Thursday I was then off to the airport again... this time destined for London, England. With long layover (11 hours), the staff of EOH had put together an entire walking tour of London for me; thus I was pretty excited to get off the ground, as I was going to have more than enough time to make it to the changing of the guard at Buckingham Palace. However (inevitably) the plane was delayed due to icy conditions in the UK. We did eventually get off the ground..... with the slightest hint of possibility that I could still make it to the changing of the guard if I took a faster and more expensive transportation method (!!). Nevertheless, once we arrived in London after a 9hr flight, our plane sat on the tarmack for about another hour and a half, shooting that plan :-( . I tried not to be disappointed, and still headed into the city for the rest of the tour.... which was fantastic. Getting to stretch my legs while seeing Buckingham Palace, the Royal Park, Westminster Abby, the Parliament building (including Big Ben) and an up close and personal look at London's Eye (the carousel) was a perfect teaser... and gave me every reason to want to go back. (Who want's to ride a giant carousel alone?!)
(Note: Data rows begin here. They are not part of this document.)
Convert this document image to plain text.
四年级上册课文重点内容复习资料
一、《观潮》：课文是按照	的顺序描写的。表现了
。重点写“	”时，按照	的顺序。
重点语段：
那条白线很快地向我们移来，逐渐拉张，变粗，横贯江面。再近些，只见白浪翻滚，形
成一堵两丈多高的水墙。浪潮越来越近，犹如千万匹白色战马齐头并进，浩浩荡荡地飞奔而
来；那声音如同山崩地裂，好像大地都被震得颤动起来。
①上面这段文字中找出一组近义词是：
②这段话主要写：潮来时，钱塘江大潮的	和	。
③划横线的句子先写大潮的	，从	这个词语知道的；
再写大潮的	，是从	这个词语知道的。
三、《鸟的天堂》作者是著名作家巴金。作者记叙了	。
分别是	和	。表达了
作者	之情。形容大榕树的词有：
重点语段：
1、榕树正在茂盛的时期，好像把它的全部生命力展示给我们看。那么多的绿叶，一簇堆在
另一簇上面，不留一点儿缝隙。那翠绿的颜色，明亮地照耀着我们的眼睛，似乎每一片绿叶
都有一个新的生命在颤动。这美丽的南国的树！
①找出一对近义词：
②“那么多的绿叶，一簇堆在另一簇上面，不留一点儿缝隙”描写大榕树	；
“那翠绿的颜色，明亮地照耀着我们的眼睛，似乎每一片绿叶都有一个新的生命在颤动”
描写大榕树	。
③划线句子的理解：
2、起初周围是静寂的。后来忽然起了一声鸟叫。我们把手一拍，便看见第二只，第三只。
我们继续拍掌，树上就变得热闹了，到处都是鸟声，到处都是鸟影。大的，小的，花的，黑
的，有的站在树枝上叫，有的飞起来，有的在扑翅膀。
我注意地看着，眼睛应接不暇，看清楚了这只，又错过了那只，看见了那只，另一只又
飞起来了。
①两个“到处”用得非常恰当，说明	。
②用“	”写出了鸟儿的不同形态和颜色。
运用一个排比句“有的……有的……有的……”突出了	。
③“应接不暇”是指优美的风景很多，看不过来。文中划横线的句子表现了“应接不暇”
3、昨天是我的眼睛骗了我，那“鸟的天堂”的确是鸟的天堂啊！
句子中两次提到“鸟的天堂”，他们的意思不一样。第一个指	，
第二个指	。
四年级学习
After walking around for about 4 hours in freezing temperatures....while dressed for Africa (what would I have given for a pair of gloves?!)... I was ready to head back. Getting through security was a breeze compared to the States, and I headed for my gate. Thankfully, our plane to Zambia boarded on time. However, we then sat on the tarmack for another 2 and a half hours as we waited to be 'de-iced'. (I think I would have rather just had the flight delayed and had more time in London, or at the very least been permitted to walk around in the airport! But oh well...such is life.) Eventually we were on our way... for another 10 hour flight.

I woke up this morning (Saturday) bursting with excitement. As we got closer to Zambia I began praying in earnest that I would be able to make a few instant connections and find some community with the Zambians. It was about that time that my seatmate, Laura, and I began chatting. In her late 20s or early 30s, she was a Canadian who taught in a school for international students. She then asked me if I played volleyball... and I could feel God's love pour over me as I realized that this could quite possibly be my first connection. Apparently she, and a few coworkers play volleyball on Monday and Wednesday nights at the school she teaches at... and she lives close to the EOH office. We exchanged email addresses and she encouraged me to come check it out 'if I at all loved the sport'. :-) At this point it is unclear how it will work out for me to play... but it is needless to say that I am very, very excited at the opportunity.






Flying into Africa is like nothing I have ever experienced before. All green. No concrete. America could learn a lesson.

At about 8am Zambian time we departed the plane on a staircase that was brought right out onto the only runway, and we were able to walk across the lawn into the airport.... with loads of family members waiting for their loved ones right outside. (Even before we got to the border control/Visa station!) I was slightly relieved to see a woman standing with a sheet of paper with my name printed on it.... as I knew instantly it must be Mrs. Harawa, the Zambian director of EOH. Although I would love to go into detail, let me just say for the sake of brevity that she was very welcoming and helped immensely in the process of getting the proper Visa. After that, it was a wait for my luggage, which (after quite some time) did eventually show up. It must have been in the back of the storage, because I was starting to get nervous and almost let out a shout when I finally spotted my suitcases.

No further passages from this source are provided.